想い、隠して-1
アオイの柔らかな頬に触れたマダラは彼女の肩を優しく抱き寄せた。
「・・・朝が来たらエデンにも伝えよう」
「はい・・・」
「・・・・・」
マダラはアオイを抱きかかえベッドへ運んだ。驚くアオイが上体を起こそうとすると・・・
「・・・部屋へ戻る途中、だれかと顔を合せるのも辛かろう・・・」
マダラはそう言ってアオイの前髪を優しく梳いた。冷たい彼の指先が心地よく、荒れていた心までも癒されていくような不思議な感覚がアオイを満たした。
「ありがとうございます・・・マダラ様の願いがあったら・・・どうか私に叶えさせてくださいね。出来る事なんてそんなにないですけど・・・」
「・・・あぁ、考えておこう・・・」
目を閉じたアオイを見届けて、マダラが立ちあがろうとすると何かに引っかかったように裾に違和感を感じた。
「・・・・・」
アオイの手がマダラの服を掴んでいた。しばらく考えた末そのまま彼はアオイの眠る隣に移動し、頬杖をつきながら体を横たえた。

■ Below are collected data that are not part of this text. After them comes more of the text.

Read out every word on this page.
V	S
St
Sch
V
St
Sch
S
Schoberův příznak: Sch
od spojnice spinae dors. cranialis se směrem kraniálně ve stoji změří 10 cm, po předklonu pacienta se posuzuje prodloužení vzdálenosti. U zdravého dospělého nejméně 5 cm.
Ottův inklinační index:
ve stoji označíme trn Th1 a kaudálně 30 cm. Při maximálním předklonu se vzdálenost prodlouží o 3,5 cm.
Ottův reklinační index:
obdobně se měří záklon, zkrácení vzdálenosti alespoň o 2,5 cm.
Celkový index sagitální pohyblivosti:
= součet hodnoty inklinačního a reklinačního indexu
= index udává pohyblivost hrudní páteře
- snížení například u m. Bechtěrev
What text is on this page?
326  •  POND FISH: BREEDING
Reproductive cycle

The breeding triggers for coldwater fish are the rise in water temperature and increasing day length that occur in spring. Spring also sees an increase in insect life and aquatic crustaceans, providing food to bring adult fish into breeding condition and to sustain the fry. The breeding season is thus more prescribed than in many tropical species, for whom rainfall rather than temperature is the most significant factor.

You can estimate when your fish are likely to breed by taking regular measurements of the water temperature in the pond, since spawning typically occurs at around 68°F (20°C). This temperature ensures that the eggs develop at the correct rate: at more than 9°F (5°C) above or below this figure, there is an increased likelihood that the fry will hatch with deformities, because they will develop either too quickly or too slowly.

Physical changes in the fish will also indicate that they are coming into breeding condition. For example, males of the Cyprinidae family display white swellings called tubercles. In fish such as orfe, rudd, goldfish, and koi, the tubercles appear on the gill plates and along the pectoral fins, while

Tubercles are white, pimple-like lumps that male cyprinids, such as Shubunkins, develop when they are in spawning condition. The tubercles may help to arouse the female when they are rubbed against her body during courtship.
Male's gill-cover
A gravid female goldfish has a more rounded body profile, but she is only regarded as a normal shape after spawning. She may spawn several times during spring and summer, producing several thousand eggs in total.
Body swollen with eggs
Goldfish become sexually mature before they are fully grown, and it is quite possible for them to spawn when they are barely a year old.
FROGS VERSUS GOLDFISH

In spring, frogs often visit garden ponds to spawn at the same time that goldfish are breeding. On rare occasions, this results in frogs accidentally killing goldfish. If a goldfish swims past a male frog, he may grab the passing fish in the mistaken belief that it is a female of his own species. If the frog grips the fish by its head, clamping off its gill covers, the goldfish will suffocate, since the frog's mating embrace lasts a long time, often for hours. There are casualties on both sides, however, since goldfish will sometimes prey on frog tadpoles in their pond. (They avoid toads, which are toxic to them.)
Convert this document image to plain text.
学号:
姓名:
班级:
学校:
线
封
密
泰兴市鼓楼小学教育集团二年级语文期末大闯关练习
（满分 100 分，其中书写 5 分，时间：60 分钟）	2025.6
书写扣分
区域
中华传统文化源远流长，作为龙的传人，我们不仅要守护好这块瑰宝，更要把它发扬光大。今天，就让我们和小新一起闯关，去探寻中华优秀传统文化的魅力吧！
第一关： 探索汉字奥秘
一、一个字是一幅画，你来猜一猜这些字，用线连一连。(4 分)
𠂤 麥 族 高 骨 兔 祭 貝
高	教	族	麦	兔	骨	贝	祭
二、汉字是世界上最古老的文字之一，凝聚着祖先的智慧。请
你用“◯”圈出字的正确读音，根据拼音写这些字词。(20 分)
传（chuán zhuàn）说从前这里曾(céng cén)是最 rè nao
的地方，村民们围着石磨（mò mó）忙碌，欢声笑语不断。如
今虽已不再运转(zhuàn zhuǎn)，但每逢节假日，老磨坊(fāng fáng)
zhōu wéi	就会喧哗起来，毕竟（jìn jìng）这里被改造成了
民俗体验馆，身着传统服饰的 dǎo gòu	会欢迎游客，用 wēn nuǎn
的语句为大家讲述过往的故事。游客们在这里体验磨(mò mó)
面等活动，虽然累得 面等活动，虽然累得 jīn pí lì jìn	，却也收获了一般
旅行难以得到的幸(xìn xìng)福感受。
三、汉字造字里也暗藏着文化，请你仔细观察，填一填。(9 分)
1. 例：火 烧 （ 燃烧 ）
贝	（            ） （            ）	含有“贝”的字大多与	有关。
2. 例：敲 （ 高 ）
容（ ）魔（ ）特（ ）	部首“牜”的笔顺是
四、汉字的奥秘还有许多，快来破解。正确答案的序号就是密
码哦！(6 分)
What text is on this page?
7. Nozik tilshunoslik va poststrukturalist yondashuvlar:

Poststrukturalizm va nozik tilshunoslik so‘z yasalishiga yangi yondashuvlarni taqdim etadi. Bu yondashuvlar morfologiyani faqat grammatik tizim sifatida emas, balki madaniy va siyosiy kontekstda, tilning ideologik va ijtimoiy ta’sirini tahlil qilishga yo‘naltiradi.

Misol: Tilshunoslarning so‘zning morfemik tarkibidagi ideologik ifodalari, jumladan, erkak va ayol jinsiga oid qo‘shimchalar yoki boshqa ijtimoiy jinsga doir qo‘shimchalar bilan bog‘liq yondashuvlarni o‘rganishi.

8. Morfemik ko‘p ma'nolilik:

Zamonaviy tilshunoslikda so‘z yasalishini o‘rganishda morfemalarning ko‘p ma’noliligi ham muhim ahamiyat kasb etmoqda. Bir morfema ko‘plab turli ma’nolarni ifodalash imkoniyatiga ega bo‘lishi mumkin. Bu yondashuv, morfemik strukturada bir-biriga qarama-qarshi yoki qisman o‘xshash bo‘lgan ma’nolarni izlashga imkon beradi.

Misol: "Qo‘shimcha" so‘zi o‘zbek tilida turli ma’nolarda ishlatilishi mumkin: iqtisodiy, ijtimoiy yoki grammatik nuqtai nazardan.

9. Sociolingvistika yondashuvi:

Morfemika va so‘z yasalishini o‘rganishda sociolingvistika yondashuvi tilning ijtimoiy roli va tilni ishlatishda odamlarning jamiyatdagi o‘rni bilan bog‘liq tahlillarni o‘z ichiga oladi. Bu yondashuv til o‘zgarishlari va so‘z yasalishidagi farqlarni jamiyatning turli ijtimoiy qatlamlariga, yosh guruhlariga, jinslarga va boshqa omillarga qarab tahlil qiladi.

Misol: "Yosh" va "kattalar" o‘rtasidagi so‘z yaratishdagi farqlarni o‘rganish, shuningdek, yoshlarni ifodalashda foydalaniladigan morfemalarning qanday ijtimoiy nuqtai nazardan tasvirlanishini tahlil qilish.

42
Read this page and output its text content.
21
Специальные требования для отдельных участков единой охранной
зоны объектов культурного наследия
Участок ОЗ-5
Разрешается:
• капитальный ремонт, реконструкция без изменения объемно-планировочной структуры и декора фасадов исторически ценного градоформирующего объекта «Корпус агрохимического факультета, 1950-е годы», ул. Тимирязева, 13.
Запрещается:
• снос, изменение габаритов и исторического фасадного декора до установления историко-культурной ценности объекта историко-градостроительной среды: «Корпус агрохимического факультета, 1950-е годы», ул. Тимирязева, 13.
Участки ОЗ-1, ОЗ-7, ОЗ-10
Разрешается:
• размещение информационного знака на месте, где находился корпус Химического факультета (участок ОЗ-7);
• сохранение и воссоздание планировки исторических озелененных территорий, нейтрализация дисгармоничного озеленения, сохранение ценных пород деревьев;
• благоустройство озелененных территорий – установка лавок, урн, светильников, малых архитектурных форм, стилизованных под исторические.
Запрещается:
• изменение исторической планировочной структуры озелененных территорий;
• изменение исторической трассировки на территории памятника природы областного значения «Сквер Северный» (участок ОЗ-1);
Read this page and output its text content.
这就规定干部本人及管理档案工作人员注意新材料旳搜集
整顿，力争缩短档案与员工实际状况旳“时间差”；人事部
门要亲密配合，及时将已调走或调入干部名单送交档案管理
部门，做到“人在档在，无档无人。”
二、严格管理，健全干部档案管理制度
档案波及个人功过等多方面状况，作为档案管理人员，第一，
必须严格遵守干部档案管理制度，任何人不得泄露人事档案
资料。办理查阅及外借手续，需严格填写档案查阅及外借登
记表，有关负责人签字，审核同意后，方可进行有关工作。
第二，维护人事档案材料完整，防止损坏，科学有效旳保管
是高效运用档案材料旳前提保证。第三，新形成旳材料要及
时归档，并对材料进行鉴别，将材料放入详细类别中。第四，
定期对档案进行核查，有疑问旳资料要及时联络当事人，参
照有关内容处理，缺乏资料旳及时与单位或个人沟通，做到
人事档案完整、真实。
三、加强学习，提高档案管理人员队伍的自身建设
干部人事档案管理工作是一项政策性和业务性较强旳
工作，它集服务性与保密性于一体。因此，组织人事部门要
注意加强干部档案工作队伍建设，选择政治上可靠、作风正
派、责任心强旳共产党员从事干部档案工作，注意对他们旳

(この少女が・・・アオイが人界へ帰ったらそれですべて終わる・・・?人界はそれで元通りかもしれぬ・・・だが、この世界はどうなる?残された者たちは・・・・・)
「・・・・んっ」
鼻を鳴らすような声をもらしたアオイの目尻に涙が浮かぶ。苦しい決断をせざるを得なかった彼女の心の負担はどれほどのものか・・・
マダラはアオイの涙を指先でぬぐい、瞼へそっと唇を寄せた。
無意識なのかアオイはマダラの胸元にしがみつき、頬を寄せた。本当はここから離れたくないのだと彼女は全身で叫んでいるようにマダラには見えた。
「・・・そなたがこの世界に生を受けた意味を、こうして出会えた奇跡を信じよう・・・」
眠りに落ちていくアオイの耳に優しいマダラの言葉が響いた。